Bodar no volvió a verlos en mucho tiempo. Creció y se convirtió en un incansable viajero y explorador. Cruzó toda Darusia, y llegó también hasta Rutvia y la lejana Singalia. Pero nunca olvidó su experiencia con los Caras Rojas y, un buen día, cuando era ya un hombre maduro, dio la espalda a todo cuanto conocía y volvió a internarse en las montañas, en busca de sus amigos perdidos.
Estuvo fuera más de cuatro años y, cuando volvió, vestía como los salvajes scarvianos y hablaba casi igual que ellos. Pero traía en su macuto unas piedras de color granate que, según explicó, poseían el secreto de las extraordinarias habilidades de los Caras Rojas.
De vuelta a la civilización, Bodar consagró el resto de su vida a estudiar el mineral que se había traído de Scarvia, y que, en su honor, se bautizaría más tarde como bodarita. Descubrió que tenía la propiedad de romper la continuidad del espacio, de crear enlaces entre sitios distantes. Los Caras Rojas lo habían averiguado por casualidad, y habían aprendido a extraer de él un pigmento con el que elaboraban una pintura de guerra que les permitía aparecer y desaparecer al instante. Sin embargo, estos saltos en el espacio eran imprevisibles e incontrolados. Bodar sospechaba que debía de existir alguna manera de utilizar las propiedades de la bodarita de una forma más útil. Viajó hasta Maradia y allí se rodeó de personas interesadas en sus estudios.
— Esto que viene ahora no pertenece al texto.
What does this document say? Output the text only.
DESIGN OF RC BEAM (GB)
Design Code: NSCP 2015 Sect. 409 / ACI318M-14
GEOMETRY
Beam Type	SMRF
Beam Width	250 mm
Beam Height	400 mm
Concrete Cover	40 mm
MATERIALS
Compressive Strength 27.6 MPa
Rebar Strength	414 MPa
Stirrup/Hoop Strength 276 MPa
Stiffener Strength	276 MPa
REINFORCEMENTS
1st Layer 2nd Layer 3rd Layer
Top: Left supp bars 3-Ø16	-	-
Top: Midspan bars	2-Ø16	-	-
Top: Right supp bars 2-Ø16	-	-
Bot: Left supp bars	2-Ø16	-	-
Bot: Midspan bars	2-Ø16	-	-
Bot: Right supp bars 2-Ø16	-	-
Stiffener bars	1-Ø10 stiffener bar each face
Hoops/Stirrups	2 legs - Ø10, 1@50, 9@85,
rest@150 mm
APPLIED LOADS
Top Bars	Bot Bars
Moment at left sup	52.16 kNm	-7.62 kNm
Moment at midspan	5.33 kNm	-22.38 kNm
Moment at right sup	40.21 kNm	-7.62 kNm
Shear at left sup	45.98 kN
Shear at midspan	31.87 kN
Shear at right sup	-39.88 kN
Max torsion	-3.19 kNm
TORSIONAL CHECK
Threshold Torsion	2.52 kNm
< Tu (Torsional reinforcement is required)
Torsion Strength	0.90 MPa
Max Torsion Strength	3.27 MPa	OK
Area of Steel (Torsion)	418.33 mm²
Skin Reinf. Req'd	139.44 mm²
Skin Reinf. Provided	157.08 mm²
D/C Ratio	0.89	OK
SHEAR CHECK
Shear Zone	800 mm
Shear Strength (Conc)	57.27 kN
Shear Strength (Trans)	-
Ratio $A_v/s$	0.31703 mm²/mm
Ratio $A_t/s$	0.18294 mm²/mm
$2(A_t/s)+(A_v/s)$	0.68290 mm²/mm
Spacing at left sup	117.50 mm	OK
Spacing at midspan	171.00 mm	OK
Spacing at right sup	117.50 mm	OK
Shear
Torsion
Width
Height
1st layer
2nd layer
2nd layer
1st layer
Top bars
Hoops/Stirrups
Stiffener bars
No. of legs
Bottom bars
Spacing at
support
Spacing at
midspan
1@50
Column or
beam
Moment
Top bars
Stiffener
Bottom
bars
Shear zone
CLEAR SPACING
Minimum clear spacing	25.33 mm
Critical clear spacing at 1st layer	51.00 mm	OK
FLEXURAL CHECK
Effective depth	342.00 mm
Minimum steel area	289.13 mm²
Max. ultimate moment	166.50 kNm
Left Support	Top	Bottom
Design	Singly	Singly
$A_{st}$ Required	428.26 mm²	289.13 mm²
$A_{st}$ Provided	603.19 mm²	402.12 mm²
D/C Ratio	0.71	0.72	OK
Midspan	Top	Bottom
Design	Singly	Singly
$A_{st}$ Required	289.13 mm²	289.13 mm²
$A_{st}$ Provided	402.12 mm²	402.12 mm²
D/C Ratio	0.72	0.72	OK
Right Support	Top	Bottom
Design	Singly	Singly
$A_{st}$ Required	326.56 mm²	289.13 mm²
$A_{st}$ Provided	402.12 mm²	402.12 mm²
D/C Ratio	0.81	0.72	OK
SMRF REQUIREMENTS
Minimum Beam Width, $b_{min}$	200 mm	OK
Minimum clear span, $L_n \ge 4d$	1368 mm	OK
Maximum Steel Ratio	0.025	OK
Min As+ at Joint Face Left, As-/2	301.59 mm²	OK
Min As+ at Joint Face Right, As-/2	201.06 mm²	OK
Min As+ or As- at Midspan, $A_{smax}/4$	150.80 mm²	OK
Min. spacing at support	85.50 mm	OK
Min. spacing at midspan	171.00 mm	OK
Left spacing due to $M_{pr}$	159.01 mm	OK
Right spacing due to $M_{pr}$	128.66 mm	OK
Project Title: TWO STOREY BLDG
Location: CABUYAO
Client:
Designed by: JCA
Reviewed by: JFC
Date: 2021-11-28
Años más tarde, otro investigador destacado, Vanhar de Maradia, inventó el medidor de coordenadas. Más adelante, un grupo de sabios conocido simplemente como «El Círculo» empezó a pintar portales con pintura de bodarita. Vanhar se unió a ellos y les proporcionó la precisión de sus mediciones. Y de ahí nació la Academia y el arte de pintar portales de viaje.
Pero todo había comenzado con la bodarita.
Tabit se olvidó de comer. Pasó el resto del día en la biblioteca, leyendo tratados sobre el tema. Sin embargo, no encontró ninguna mención a la bodarita azul.
Apartó un enorme mamotreto, con un suspiro de cansancio, y se frotó los ojos. Tenía la esperanza de que, en algún momento de su historia, la Academia hubiese experimentado ya con bodarita azul, o que hubiesen aceptado, de forma excepcional, algún cargamento de aquella variedad procedente de alguna mina. Pero no había ninguna referencia al respecto, y eso solo podía significar que, en realidad, la bodarita azul no servía para pintar portales.
Se preguntó si valía la pena empezar a leer manuales de Arte de Portales, por si en alguna parte existiera algún antiguo portal de color azul, pero desechó la idea.
—¡Tabit, estás aquí! —dijo entonces una voz junto a él, sobresaltándolo—. Te he buscado por todas partes.
El joven se volvió. A su lado estaba Caliandra, con los ojos relucientes de emoción.
—Creo que he descubierto algo —le dijo, sin ceremonias.